Global Reinsurers See Robust Capital Growth of 15% in 2019: Willis Re

April 29, 2020

Total capital dedicated to the global reinsurance industry measured US$605 billion at year-end 2019, reflecting robust 15% year-on-year growth, according to Willis Re’s latest Reinsurance Market Report.

This was primarily driven by 2019’s strong investment market performance and was achieved despite a 3% contraction in alternative capital, said Willis Re, the reinsurance broking subsidiary of Willis Towers Watson.

Much of this expansion will have unwound in 2020, due to the steep sell-off in equity and corporate bond markets, said the report, noting that the significant swings in investment markets in March and April 2020 have resulted in year-to-date hits to the global reinsurance capital base ranging from –5% to as much as –20%.

In an in-depth analysis on a subset of 18 reinsurers, the report found that return on equity (RoE) for the subset increased significantly, from 4.2% in 2018 to 9.7% in 2019, driven by investment gains.

However, the underlying RoE, which excludes the impact of investment gains, abnormal catastrophe losses and prior-year reserve development, fell from an already low 4.3% in 2018 to 3.2%, the report continued. “The analysis shows that the reinsurance sector’s underlying RoE remains in gentle decline and is well below the industry’s cost of capital.”

A principal driver of the lower underlying RoE was the subset’s combined ratio, which increased from 99.2% to 100.6%. (Combined ratios above 100% indicate an underwriting loss.)

On an underlying basis, i.e., normalizing catastrophe losses and excluding prior year reserve development, it rose from 102.3% in 2018 to 103.1%. This metric has been increasing every year since 2013, said Willis Re.

“This analysis demonstrates how sensitive the global reinsurance capital base is to investment markets,” said James Kent, global CEO, Willis Re, in statement accompanying the report.

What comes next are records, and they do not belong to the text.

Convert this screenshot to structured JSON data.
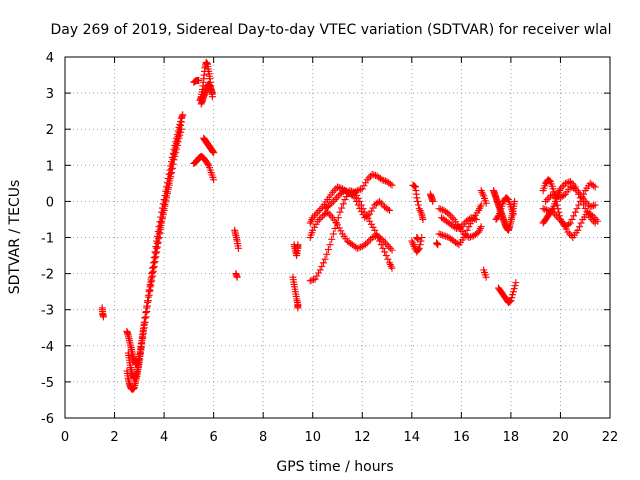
{
  "chart_data": {
    "type": "scatter",
    "title": "Day 269 of 2019, Sidereal Day-to-day VTEC variation (SDTVAR) for receiver wlal",
    "xlabel": "GPS time / hours",
    "ylabel": "SDTVAR / TECUs",
    "xlim": [
      0,
      22
    ],
    "ylim": [
      -6,
      4
    ],
    "xticks": [
      0,
      2,
      4,
      6,
      8,
      10,
      12,
      14,
      16,
      18,
      20,
      22
    ],
    "yticks": [
      -6,
      -5,
      -4,
      -3,
      -2,
      -1,
      0,
      1,
      2,
      3,
      4
    ],
    "grid": true,
    "marker": "+",
    "color": "#ff0000",
    "series": [
      {
        "name": "SDTVAR",
        "segments": [
          {
            "x": [
              1.5,
              1.52,
              1.55
            ],
            "y": [
              -2.95,
              -3.1,
              -3.2
            ]
          },
          {
            "x": [
              2.5,
              2.55,
              2.6,
              2.65,
              2.7,
              2.75,
              2.8,
              2.85,
              2.9,
              2.95,
              3.0,
              3.05,
              3.1,
              3.15,
              3.2,
              3.3,
              3.4,
              3.5,
              3.6,
              3.7,
              3.8,
              3.9,
              4.0,
              4.1,
              4.2,
              4.3,
              4.4,
              4.5,
              4.6,
              4.7
            ],
            "y": [
              -3.6,
              -3.7,
              -3.85,
              -4.0,
              -4.15,
              -4.3,
              -4.4,
              -4.5,
              -4.5,
              -4.45,
              -4.3,
              -4.1,
              -3.85,
              -3.6,
              -3.35,
              -2.95,
              -2.5,
              -2.1,
              -1.7,
              -1.3,
              -0.9,
              -0.55,
              -0.2,
              0.15,
              0.5,
              0.9,
              1.3,
              1.6,
              1.9,
              2.2
            ]
          },
          {
            "x": [
              2.5,
              2.55,
              2.6,
              2.65,
              2.7,
              2.75,
              2.8,
              2.85,
              2.9,
              2.95,
              3.0,
              3.05,
              3.1,
              3.2,
              3.3,
              3.4,
              3.5,
              3.6,
              3.7,
              3.8,
              3.9,
              4.0,
              4.1,
              4.2,
              4.3,
              4.4,
              4.5,
              4.6,
              4.7
            ],
            "y": [
              -4.7,
              -4.9,
              -5.05,
              -5.15,
              -5.2,
              -5.2,
              -5.15,
              -5.0,
              -4.85,
              -4.65,
              -4.45,
              -4.2,
              -3.95,
              -3.5,
              -3.05,
              -2.6,
              -2.2,
              -1.8,
              -1.4,
              -1.0,
              -0.6,
              -0.25,
              0.1,
              0.45,
              0.8,
              1.15,
              1.45,
              1.75,
              2.0
            ]
          },
          {
            "x": [
              2.55,
              2.6,
              2.65,
              2.7,
              2.75,
              2.8,
              2.85,
              2.9,
              2.95,
              3.0,
              3.1,
              3.2,
              3.3,
              3.4,
              3.5,
              3.6,
              3.7,
              3.8,
              3.9,
              4.0,
              4.1,
              4.2,
              4.3,
              4.4,
              4.5,
              4.6,
              4.7,
              4.75
            ],
            "y": [
              -4.2,
              -4.4,
              -4.6,
              -4.75,
              -4.85,
              -4.9,
              -4.85,
              -4.75,
              -4.6,
              -4.4,
              -3.9,
              -3.4,
              -2.9,
              -2.45,
              -2.0,
              -1.55,
              -1.1,
              -0.7,
              -0.3,
              0.05,
              0.4,
              0.75,
              1.1,
              1.45,
              1.75,
              2.05,
              2.3,
              2.4
            ]
          },
          {
            "x": [
              5.2,
              5.3,
              5.4
            ],
            "y": [
              3.3,
              3.35,
              3.35
            ]
          },
          {
            "x": [
              5.45,
              5.5,
              5.55,
              5.6,
              5.65,
              5.7,
              5.75,
              5.8,
              5.85,
              5.9,
              5.95
            ],
            "y": [
              2.8,
              2.9,
              3.1,
              3.4,
              3.7,
              3.85,
              3.8,
              3.6,
              3.4,
              3.1,
              2.9
            ]
          },
          {
            "x": [
              5.5,
              5.55,
              5.6,
              5.65,
              5.7,
              5.75,
              5.8,
              5.85,
              5.9,
              5.95
            ],
            "y": [
              2.7,
              2.8,
              2.9,
              3.0,
              3.1,
              3.2,
              3.25,
              3.2,
              3.1,
              3.0
            ]
          },
          {
            "x": [
              5.6,
              5.65,
              5.7,
              5.75,
              5.8,
              5.85,
              5.9,
              5.95,
              6.0
            ],
            "y": [
              1.75,
              1.7,
              1.65,
              1.6,
              1.55,
              1.5,
              1.45,
              1.4,
              1.35
            ]
          },
          {
            "x": [
              5.2,
              5.3,
              5.4,
              5.5,
              5.6,
              5.7,
              5.8,
              5.9,
              6.0
            ],
            "y": [
              1.05,
              1.1,
              1.2,
              1.25,
              1.2,
              1.1,
              1.0,
              0.8,
              0.6
            ]
          },
          {
            "x": [
              6.85,
              6.9,
              6.95,
              7.0
            ],
            "y": [
              -0.8,
              -0.95,
              -1.1,
              -1.3
            ]
          },
          {
            "x": [
              6.9,
              6.95
            ],
            "y": [
              -2.0,
              -2.1
            ]
          },
          {
            "x": [
              9.25,
              9.3,
              9.35,
              9.4,
              9.4
            ],
            "y": [
              -1.2,
              -1.35,
              -1.5,
              -1.3,
              -1.2
            ]
          },
          {
            "x": [
              9.2,
              9.25,
              9.3,
              9.35,
              9.4,
              9.4
            ],
            "y": [
              -2.1,
              -2.3,
              -2.5,
              -2.7,
              -2.85,
              -2.95
            ]
          },
          {
            "x": [
              9.9,
              10.0,
              10.2,
              10.4,
              10.6,
              10.8,
              11.0,
              11.2,
              11.4,
              11.6,
              11.8,
              12.0,
              12.2,
              12.4,
              12.6,
              12.8,
              13.0,
              13.2
            ],
            "y": [
              -0.6,
              -0.45,
              -0.3,
              -0.15,
              0.05,
              0.25,
              0.4,
              0.35,
              0.25,
              0.2,
              0.3,
              0.35,
              0.6,
              0.75,
              0.7,
              0.6,
              0.55,
              0.45
            ]
          },
          {
            "x": [
              9.9,
              10.0,
              10.2,
              10.4,
              10.6,
              10.8,
              11.0,
              11.2,
              11.4,
              11.6,
              11.8,
              12.0,
              12.2,
              12.4,
              12.6,
              12.8,
              13.0,
              13.2
            ],
            "y": [
              -1.0,
              -0.8,
              -0.55,
              -0.4,
              -0.3,
              -0.45,
              -0.65,
              -0.9,
              -1.1,
              -1.2,
              -1.3,
              -1.25,
              -1.15,
              -1.0,
              -0.95,
              -1.05,
              -1.2,
              -1.35
            ]
          },
          {
            "x": [
              9.9,
              10.1,
              10.3,
              10.5,
              10.7,
              10.9,
              11.1,
              11.3,
              11.5,
              11.7,
              11.9,
              12.1,
              12.3,
              12.5,
              12.7,
              12.9,
              13.1,
              13.2
            ],
            "y": [
              -2.2,
              -2.15,
              -1.9,
              -1.6,
              -1.2,
              -0.75,
              -0.3,
              0.05,
              0.3,
              0.25,
              0.0,
              -0.3,
              -0.55,
              -0.8,
              -1.1,
              -1.4,
              -1.7,
              -1.85
            ]
          },
          {
            "x": [
              10.5,
              10.7,
              10.9,
              11.1,
              11.3,
              11.5,
              11.7,
              11.9,
              12.1,
              12.3,
              12.5,
              12.7,
              12.9,
              13.1
            ],
            "y": [
              -0.2,
              -0.1,
              0.05,
              0.2,
              0.3,
              0.25,
              0.1,
              -0.2,
              -0.45,
              -0.35,
              -0.1,
              0.0,
              -0.15,
              -0.25
            ]
          },
          {
            "x": [
              14.05,
              14.15,
              14.2,
              14.3,
              14.4,
              14.45
            ],
            "y": [
              0.45,
              0.4,
              0.1,
              -0.2,
              -0.35,
              -0.5
            ]
          },
          {
            "x": [
              14.0,
              14.1,
              14.2,
              14.3,
              14.4
            ],
            "y": [
              -1.1,
              -1.25,
              -1.4,
              -1.3,
              -1.0
            ]
          },
          {
            "x": [
              14.2,
              14.25
            ],
            "y": [
              -1.0,
              -1.05
            ]
          },
          {
            "x": [
              14.75,
              14.8,
              14.85
            ],
            "y": [
              0.2,
              0.1,
              0.0
            ]
          },
          {
            "x": [
              15.1,
              15.3,
              15.5,
              15.7,
              15.9,
              16.1,
              16.3,
              16.5,
              16.7,
              16.8
            ],
            "y": [
              -0.2,
              -0.25,
              -0.35,
              -0.5,
              -0.7,
              -0.9,
              -1.0,
              -0.95,
              -0.85,
              -0.7
            ]
          },
          {
            "x": [
              15.1,
              15.3,
              15.5,
              15.7,
              15.9,
              16.1,
              16.3,
              16.5,
              16.7,
              16.8
            ],
            "y": [
              -0.9,
              -0.95,
              -1.0,
              -1.1,
              -1.2,
              -1.0,
              -0.7,
              -0.45,
              -0.25,
              -0.1
            ]
          },
          {
            "x": [
              15.2,
              15.4,
              15.6,
              15.8,
              16.0,
              16.2,
              16.4,
              16.6
            ],
            "y": [
              -0.45,
              -0.55,
              -0.65,
              -0.75,
              -0.7,
              -0.55,
              -0.45,
              -0.5
            ]
          },
          {
            "x": [
              15.0,
              15.05
            ],
            "y": [
              -1.15,
              -1.2
            ]
          },
          {
            "x": [
              16.8,
              16.9,
              17.0
            ],
            "y": [
              0.3,
              0.15,
              -0.05
            ]
          },
          {
            "x": [
              16.9,
              17.0
            ],
            "y": [
              -1.9,
              -2.1
            ]
          },
          {
            "x": [
              17.3,
              17.35,
              17.4,
              17.45,
              17.5,
              17.55,
              17.6,
              17.65,
              17.7,
              17.75,
              17.8,
              17.85,
              17.9,
              17.95,
              18.0,
              18.05,
              18.1,
              18.15
            ],
            "y": [
              0.3,
              0.2,
              0.1,
              0.0,
              -0.1,
              -0.2,
              -0.3,
              -0.4,
              -0.5,
              -0.6,
              -0.7,
              -0.75,
              -0.8,
              -0.7,
              -0.55,
              -0.4,
              -0.2,
              0.0
            ]
          },
          {
            "x": [
              17.4,
              17.5,
              17.6,
              17.7,
              17.8,
              17.9,
              18.0,
              18.1
            ],
            "y": [
              -0.5,
              -0.4,
              -0.2,
              0.0,
              0.1,
              0.05,
              -0.15,
              -0.35
            ]
          },
          {
            "x": [
              17.5,
              17.6,
              17.7,
              17.8,
              17.9,
              18.0,
              18.1,
              18.2
            ],
            "y": [
              -2.4,
              -2.5,
              -2.6,
              -2.7,
              -2.8,
              -2.75,
              -2.5,
              -2.25
            ]
          },
          {
            "x": [
              19.3,
              19.4,
              19.5,
              19.6,
              19.7,
              19.8,
              19.9,
              20.0,
              20.2,
              20.4,
              20.6,
              20.8,
              21.0,
              21.2,
              21.4
            ],
            "y": [
              0.3,
              0.5,
              0.6,
              0.55,
              0.35,
              0.1,
              -0.2,
              -0.5,
              -0.7,
              -0.6,
              -0.3,
              0.0,
              0.3,
              0.5,
              0.4
            ]
          },
          {
            "x": [
              19.3,
              19.4,
              19.5,
              19.6,
              19.7,
              19.8,
              19.9,
              20.0,
              20.2,
              20.4,
              20.6,
              20.8,
              21.0,
              21.2,
              21.4
            ],
            "y": [
              -0.6,
              -0.5,
              -0.4,
              -0.3,
              -0.2,
              0.0,
              0.2,
              0.35,
              0.5,
              0.55,
              0.4,
              0.1,
              -0.2,
              -0.45,
              -0.6
            ]
          },
          {
            "x": [
              19.3,
              19.5,
              19.7,
              19.9,
              20.1,
              20.3,
              20.5,
              20.7,
              20.9,
              21.1,
              21.3,
              21.5
            ],
            "y": [
              -0.2,
              -0.25,
              -0.3,
              -0.45,
              -0.6,
              -0.85,
              -1.0,
              -0.8,
              -0.5,
              -0.3,
              -0.4,
              -0.55
            ]
          },
          {
            "x": [
              19.4,
              19.6,
              19.8,
              20.0,
              20.2,
              20.4,
              20.6,
              20.8,
              21.0,
              21.2,
              21.4
            ],
            "y": [
              0.0,
              0.15,
              0.2,
              0.1,
              0.2,
              0.4,
              0.35,
              0.2,
              0.0,
              -0.15,
              -0.1
            ]
          }
        ]
      }
    ]
  }
}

“Thankfully strong capital growth in 2019 allied to judicious investment strategies by many companies has put the industry in a good position to weather the current volatile environment,” he added. “At the same time, the analysis demonstrates that underlying profitability remains a core focus for reinsurers resulting in rate increases across many lines of business, to support the pricing momentum on loss impacted lines that started in some cases in mid-2018.”